While a bankruptcy provides some finality for the company, Purdue’s owners remain a target of states opposed to the settlement. A Friday filing by the New York attorney general’s office alleged that it had uncovered about $1 billion in wire transfers by the Sacklers and corporate entities, including though Swiss bank accounts.
With the company’s coffers depleting, negotiations with plaintiffs’ lawyers in recent months have focused on how much money the Sacklers would contribute to settlements from their personal fortune. Estimates of their wealth have varied, but court filings show that more than $4 billion was paid out from Purdue to members of the Sackler family between 2008 and 2016.
The Sackler family said Sunday, “We are hopeful that in time, those parties who are not yet supportive will ultimately shift their focus to the critical resources that the settlement provides.”
In a settlement reached in March with the state of Oklahoma to avoid a trial there, Purdue agreed to pay $270 million, including $75 million over five years from the descendants of late company founders Mortimer and Raymond Sackler. The bulk of that money is slated for a national addiction center housed at Oklahoma State University.
OxyContin, Purdue’s signature product, has had more than $35 billion in sales since it launched in 1996. Questions about the drug’s addictive nature have dogged Purdue over most of that time.
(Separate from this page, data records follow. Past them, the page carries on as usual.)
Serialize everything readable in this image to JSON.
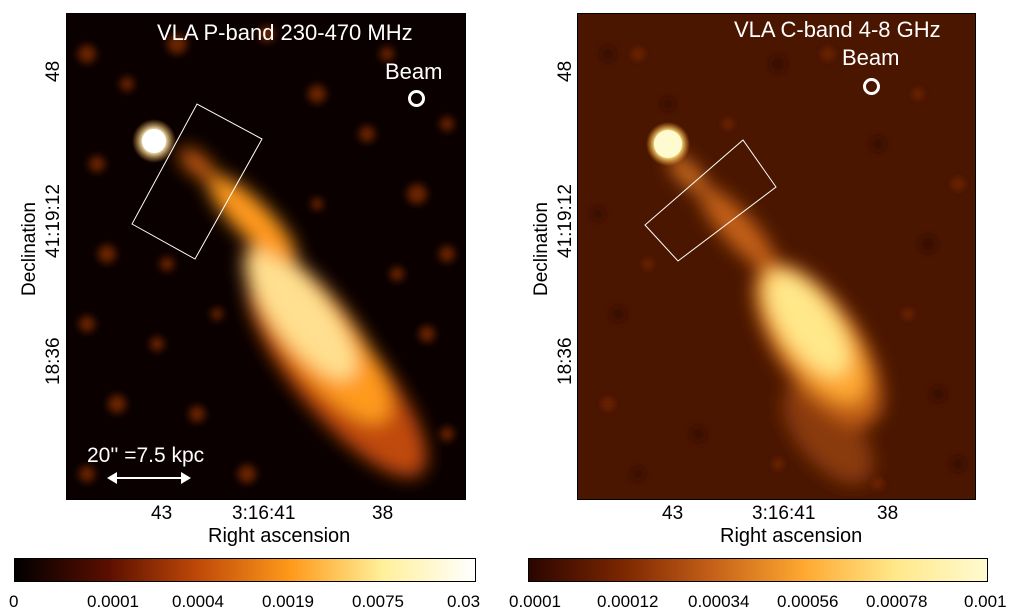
{
  "panels": {
    "left": {
      "title": "VLA P-band 230-470 MHz",
      "beam_label": "Beam",
      "scale_bar": "20'' =7.5 kpc",
      "x_ticks": [
        "43",
        "3:16:41",
        "38"
      ],
      "y_ticks": [
        "48",
        "41:19:12",
        "18:36"
      ],
      "xlabel": "Right ascension",
      "ylabel": "Declination"
    },
    "right": {
      "title": "VLA C-band 4-8 GHz",
      "beam_label": "Beam",
      "x_ticks": [
        "43",
        "3:16:41",
        "38"
      ],
      "y_ticks": [
        "48",
        "41:19:12",
        "18:36"
      ],
      "xlabel": "Right ascension",
      "ylabel": "Declination"
    }
  },
  "colorbars": {
    "left": {
      "ticks": [
        "0",
        "0.0001",
        "0.0004",
        "0.0019",
        "0.0075",
        "0.03"
      ],
      "colors": [
        "#000000",
        "#5a0e00",
        "#c04a08",
        "#ff9a1a",
        "#fff09a",
        "#ffffff"
      ]
    },
    "right": {
      "ticks": [
        "0.0001",
        "0.00012",
        "0.00034",
        "0.00056",
        "0.00078",
        "0.001"
      ],
      "colors": [
        "#2b0500",
        "#7a2500",
        "#c46018",
        "#ffa830",
        "#ffe88a",
        "#fffbd0"
      ]
    }
  }
}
Purdue’s share of the opioid painkiller market never exceeded 4% from 2006 to 2012, according to a Journal analysis of more than 378.6 million transaction records in a Drug Enforcement Administration database made public during the litigation. During that period the company had as much as 13% of the market for oxycodone, the active ingredient in OxyContin, the data show.
The company in 2010 began selling a version of OxyContin that is designed to be harder to abuse, but the states and local municipalities suing Purdue say that came too late.
The drugmaker stopped promoting its opioid painkillers to doctors last year and recently sold one of its manufacturing plants. The company is down to around 500 employees after shedding some of its workforce in recent years and facing slumping sales.
Purdue’s roots trace to 1952, when three Sackler brothers, all psychiatrists, acquired a small predecessor company in New York selling laxatives, earwax remover and arthritis treatment. Raymond and Mortimer Sackler bought out the share of the eldest brother, Arthur, after his death in 1987, and Arthur’s heirs weren’t involved in Purdue after that. Raymond and Mortimer are both deceased.
From the beginning of OxyContin sales, Purdue deployed hundreds of sales representatives to call on physicians and try to persuade them to write more prescriptions. It had a bonus system considered the most lucrative in the industry, according to former sales reps and a 2003 U.S. General Accounting Office report. Purdue recruited doctors as paid speakers at resort gatherings, helped fund nonprofits focused on pain patients and blanketed physicians with promotional items such as plush toys shaped like a pill.